The bottom line is: you tell your agent what kind of voice or audio job you need, and it handles the rest via the ElevenLabs API.

1. Subscribe to this MCP and enter your ElevenLabs API Key.
2. Ask your AI agent to perform an action, like synthesizing speech or checking your remaining character quota.
3. The service executes the task and returns either the generated audio metadata or the requested usage information.

## Frequently Asked Questions

**How do I check my audio generation budget using get_subscription?**
It immediately returns your current billing details, showing how many characters you've used this month versus your total limit. This stops overspending before it happens.

**Does list_voices show me my own cloned voice?**
Yes, `list_voices` shows every available voice model on the platform. It pulls both standard library voices and any custom or cloned voices specific to your account.

**What if I need a word pronounced differently? Do I use list_pronunciation_dictionaries?**
Yes, that's exactly what the `list_pronunciation_dictionaries` tool is for. It lets you define phonetic rules so your text-to-speech output says specialized or foreign words correctly.

**Can I list all my past video projects using list_projects?**
The `list_projects` tool aggregates all your dubbing and voice initiatives.

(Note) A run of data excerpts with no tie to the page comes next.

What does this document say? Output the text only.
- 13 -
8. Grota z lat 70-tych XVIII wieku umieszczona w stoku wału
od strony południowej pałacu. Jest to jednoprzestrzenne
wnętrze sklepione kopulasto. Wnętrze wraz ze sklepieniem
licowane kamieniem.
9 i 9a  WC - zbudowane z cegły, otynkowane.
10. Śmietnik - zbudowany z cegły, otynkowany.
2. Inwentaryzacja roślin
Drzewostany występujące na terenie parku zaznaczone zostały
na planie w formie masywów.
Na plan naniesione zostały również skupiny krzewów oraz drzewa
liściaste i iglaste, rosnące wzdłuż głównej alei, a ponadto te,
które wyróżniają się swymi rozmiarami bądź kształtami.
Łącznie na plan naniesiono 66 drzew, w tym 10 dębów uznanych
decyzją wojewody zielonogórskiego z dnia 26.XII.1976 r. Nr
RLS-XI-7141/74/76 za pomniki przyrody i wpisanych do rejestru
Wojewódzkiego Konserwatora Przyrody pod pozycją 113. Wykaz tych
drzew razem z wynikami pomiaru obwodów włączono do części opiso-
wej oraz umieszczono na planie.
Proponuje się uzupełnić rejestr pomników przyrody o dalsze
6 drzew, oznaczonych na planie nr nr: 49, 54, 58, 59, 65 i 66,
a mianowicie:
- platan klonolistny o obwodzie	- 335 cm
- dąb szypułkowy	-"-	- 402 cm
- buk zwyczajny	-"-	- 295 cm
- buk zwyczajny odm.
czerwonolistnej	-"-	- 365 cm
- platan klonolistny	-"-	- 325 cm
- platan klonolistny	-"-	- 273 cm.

It’s the single source of truth for tracking large-scale content translation efforts.

**When I use `list_history`, what details do I get about my past generation attempts?**
It provides a comprehensive log of every attempt, not just completed projects. You'll see the timestamp, the input text used, and whether the run succeeded or failed, which is essential for debugging.

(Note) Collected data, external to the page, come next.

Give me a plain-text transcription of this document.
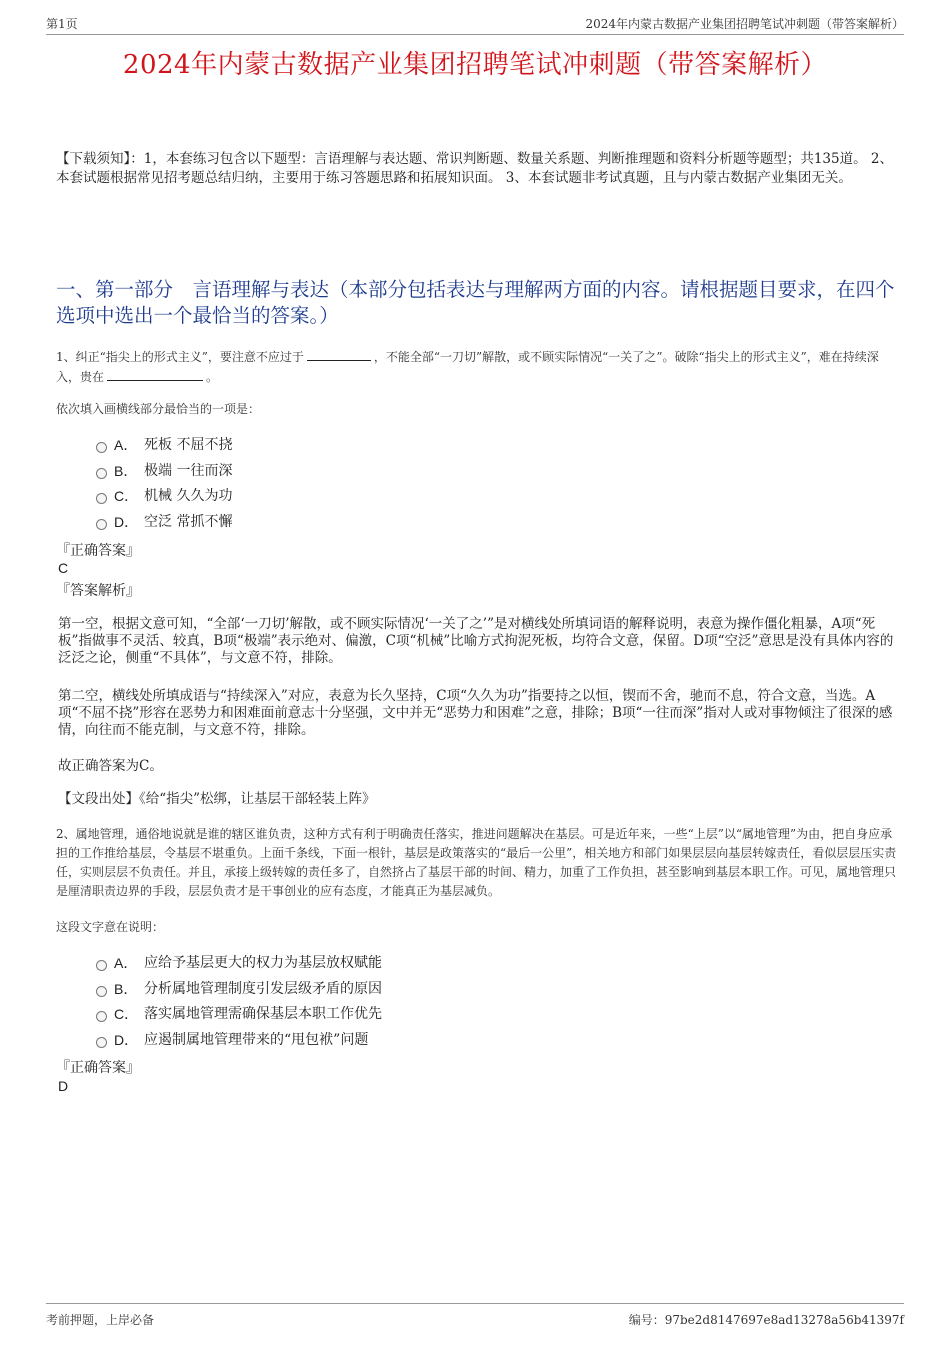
第1页	2024年内蒙古数据产业集团招聘笔试冲刺题（带答案解析）
2024年内蒙古数据产业集团招聘笔试冲刺题（带答案解析）
【下载须知】：1，本套练习包含以下题型：言语理解与表达题、常识判断题、数量关系题、判断推理题和资料分析题等题型；共135道。 2、本套试题根据常见招考题总结归纳，主要用于练习答题思路和拓展知识面。 3、本套试题非考试真题，且与内蒙古数据产业集团无关。
一、第一部分　言语理解与表达（本部分包括表达与理解两方面的内容。请根据题目要求，在四个选项中选出一个最恰当的答案。）
1、纠正“指尖上的形式主义”，要注意不应过于	，不能全部“一刀切”解散，或不顾实际情况“一关了之”。破除“指尖上的形式主义”，难在持续深入，贵在	。
依次填入画横线部分最恰当的一项是：
A． 死板 不屈不挠
B． 极端 一往而深
C． 机械 久久为功
D． 空泛 常抓不懈
『正确答案』
C
『答案解析』
第一空，根据文意可知，“全部‘一刀切’解散，或不顾实际情况‘一关了之’”是对横线处所填词语的解释说明，表意为操作僵化粗暴，A项“死板”指做事不灵活、较真，B项“极端”表示绝对、偏激，C项“机械”比喻方式拘泥死板，均符合文意，保留。D项“空泛”意思是没有具体内容的泛泛之论，侧重“不具体”，与文意不符，排除。
第二空，横线处所填成语与“持续深入”对应，表意为长久坚持，C项“久久为功”指要持之以恒，锲而不舍，驰而不息，符合文意，当选。A项“不屈不挠”形容在恶势力和困难面前意志十分坚强，文中并无“恶势力和困难”之意，排除；B项“一往而深”指对人或对事物倾注了很深的感情，向往而不能克制，与文意不符，排除。
故正确答案为C。
【文段出处】《给“指尖”松绑，让基层干部轻装上阵》
2、属地管理，通俗地说就是谁的辖区谁负责，这种方式有利于明确责任落实，推进问题解决在基层。可是近年来，一些“上层”以“属地管理”为由，把自身应承担的工作推给基层，令基层不堪重负。上面千条线，下面一根针，基层是政策落实的“最后一公里”，相关地方和部门如果层层向基层转嫁责任，看似层层压实责任，实则层层不负责任。并且，承接上级转嫁的责任多了，自然挤占了基层干部的时间、精力，加重了工作负担，甚至影响到基层本职工作。可见，属地管理只是厘清职责边界的手段，层层负责才是干事创业的应有态度，才能真正为基层减负。
这段文字意在说明：
A． 应给予基层更大的权力为基层放权赋能
B． 分析属地管理制度引发层级矛盾的原因
C． 落实属地管理需确保基层本职工作优先
D． 应遏制属地管理带来的“甩包袱”问题
『正确答案』
D
考前押题，上岸必备	编号：97be2d8147697e8ad13278a56b41397f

**Does running `get_user_info` confirm that my API credentials are correctly authenticated?**
Yes, calling `get_user_info` validates your connection to ElevenLabs. It returns key account metadata and confirms the status of your user ID, helping you isolate if a problem is with the client setup or the service itself.

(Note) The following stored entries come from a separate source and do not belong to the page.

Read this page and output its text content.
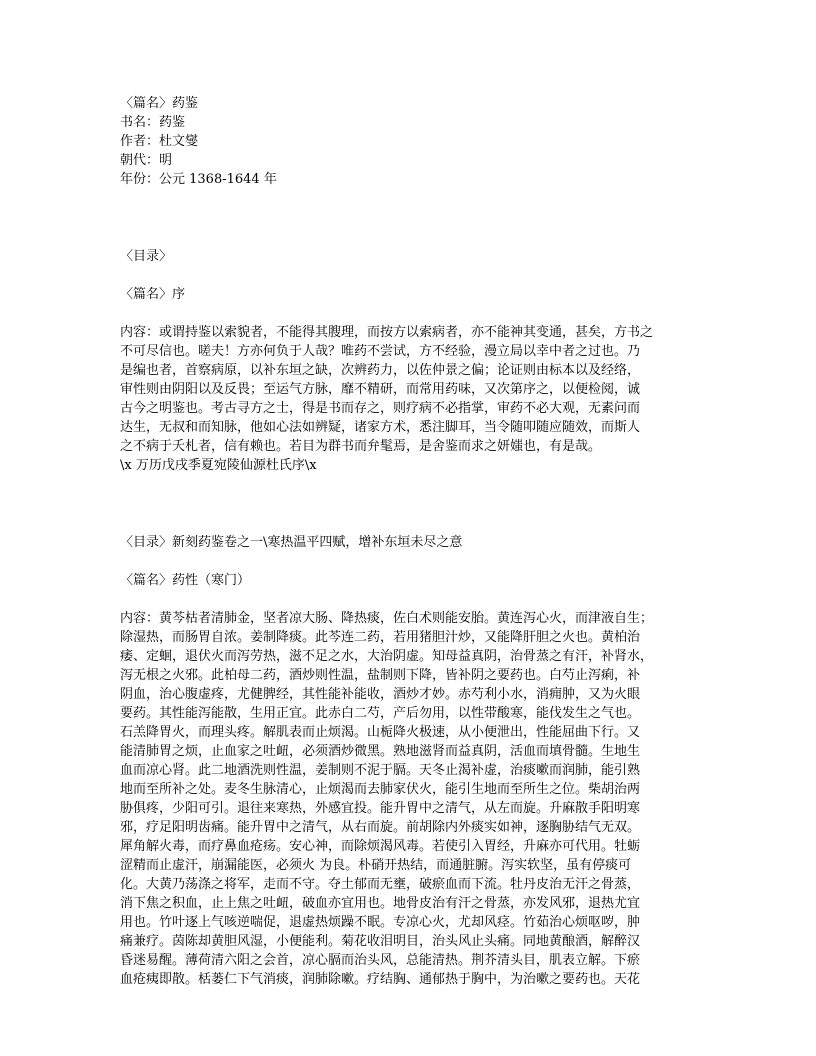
〈篇名〉药鉴
书名：药鉴
作者：杜文燮
朝代：明
年份：公元 1368-1644 年
〈目录〉
〈篇名〉序
内容：或谓持鉴以索貌者，不能得其膄理，而按方以索病者，亦不能神其变通，甚矣，方书之
不可尽信也。嗟夫！方亦何负于人哉？唯药不尝试，方不经验，漫立局以幸中者之过也。乃
是编也者，首察病原，以补东垣之缺，次辨药力，以佐仲景之偏；论证则由标本以及经络，
审性则由阴阳以及反畏；至运气方脉，靡不精研，而常用药味，又次第序之，以便检阅，诚
古今之明鉴也。考古寻方之士，得是书而存之，则疗病不必指掌，审药不必大观，无素问而
达生，无叔和而知脉，他如心法如辨疑，诸家方术，悉注脚耳，当令随叩随应随效，而斯人
之不病于夭札者，信有赖也。若目为群书而弁髦焉，是舍鉴而求之妍媸也，有是哉。
\x 万历戊戌季夏宛陵仙源杜氏序\x
〈目录〉新刻药鉴卷之一\寒热温平四赋，增补东垣未尽之意
〈篇名〉药性（寒门）
内容：黄芩枯者清肺金，坚者凉大肠、降热痰，佐白术则能安胎。黄连泻心火，而津液自生；
除湿热，而肠胃自浓。姜制降痰。此芩连二药，若用猪胆汁炒，又能降肝胆之火也。黄柏治
痿、定蛔，退伏火而泻劳热，滋不足之水，大治阴虚。知母益真阴，治骨蒸之有汗，补肾水，
泻无根之火邪。此柏母二药，酒炒则性温，盐制则下降，皆补阴之要药也。白芍止泻痢，补
阴血，治心腹虚疼，尤健脾经，其性能补能收，酒炒才妙。赤芍利小水，消痈肿，又为火眼
要药。其性能泻能散，生用正宜。此赤白二芍，产后勿用，以性带酸寒，能伐发生之气也。
石羔降胃火，而理头疼。解肌表而止烦渴。山栀降火极速，从小便泄出，性能屈曲下行。又
能清肺胃之烦，止血家之吐衄，必须酒炒微黑。熟地滋肾而益真阴，活血而填骨髓。生地生
血而凉心肾。此二地酒洗则性温，姜制则不泥于膈。天冬止渴补虚，治痰嗽而润肺，能引熟
地而至所补之处。麦冬生脉清心，止烦渴而去肺家伏火，能引生地而至所生之位。柴胡治两
胁俱疼，少阳可引。退往来寒热，外感宜投。能升胃中之清气，从左而旋。升麻散手阳明寒
邪，疗足阳明齿痛。能升胃中之清气，从右而旋。前胡除内外痰实如神，逐胸胁结气无双。
犀角解火毒，而疗鼻血疮疡。安心神，而除烦渴风毒。若使引入胃经，升麻亦可代用。牡蛎
涩精而止虚汗，崩漏能医，必须火 为良。朴硝开热结，而通脏腑。泻实软坚，虽有停痰可
化。大黄乃荡涤之将军，走而不守。夺土郁而无壅，破瘀血而下流。牡丹皮治无汗之骨蒸，
消下焦之积血，止上焦之吐衄，破血亦宜用也。地骨皮治有汗之骨蒸，亦发风邪，退热尤宜
用也。竹叶逐上气咳逆喘促，退虚热烦躁不眠。专凉心火，尤却风痉。竹茹治心烦呕哕，肿
痛兼疗。茵陈却黄胆风湿，小便能利。菊花收泪明目，治头风止头痛。同地黄酿酒，解醉汉
昏迷易醒。薄荷清六阳之会首，凉心膈而治头风，总能清热。荆芥清头目，肌表立解。下瘀
血疮痍即散。栝蒌仁下气消痰，润肺除嗽。疗结胸、通郁热于胸中，为治嗽之要药也。天花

**After I run `text_to_speech`, how do I actually download the resulting audio file?**
The tool returns an audio metadata object containing a unique job ID and status. You must use this job ID to check the progress or initiate the final retrieval of the completed audio asset.

**When using `list_models`, what information helps me choose the right AI speech model?**
The list provides details about each available model, including its primary purpose and any specific constraints. This lets you compare specialized voices against general-purpose ones before running a large generation batch.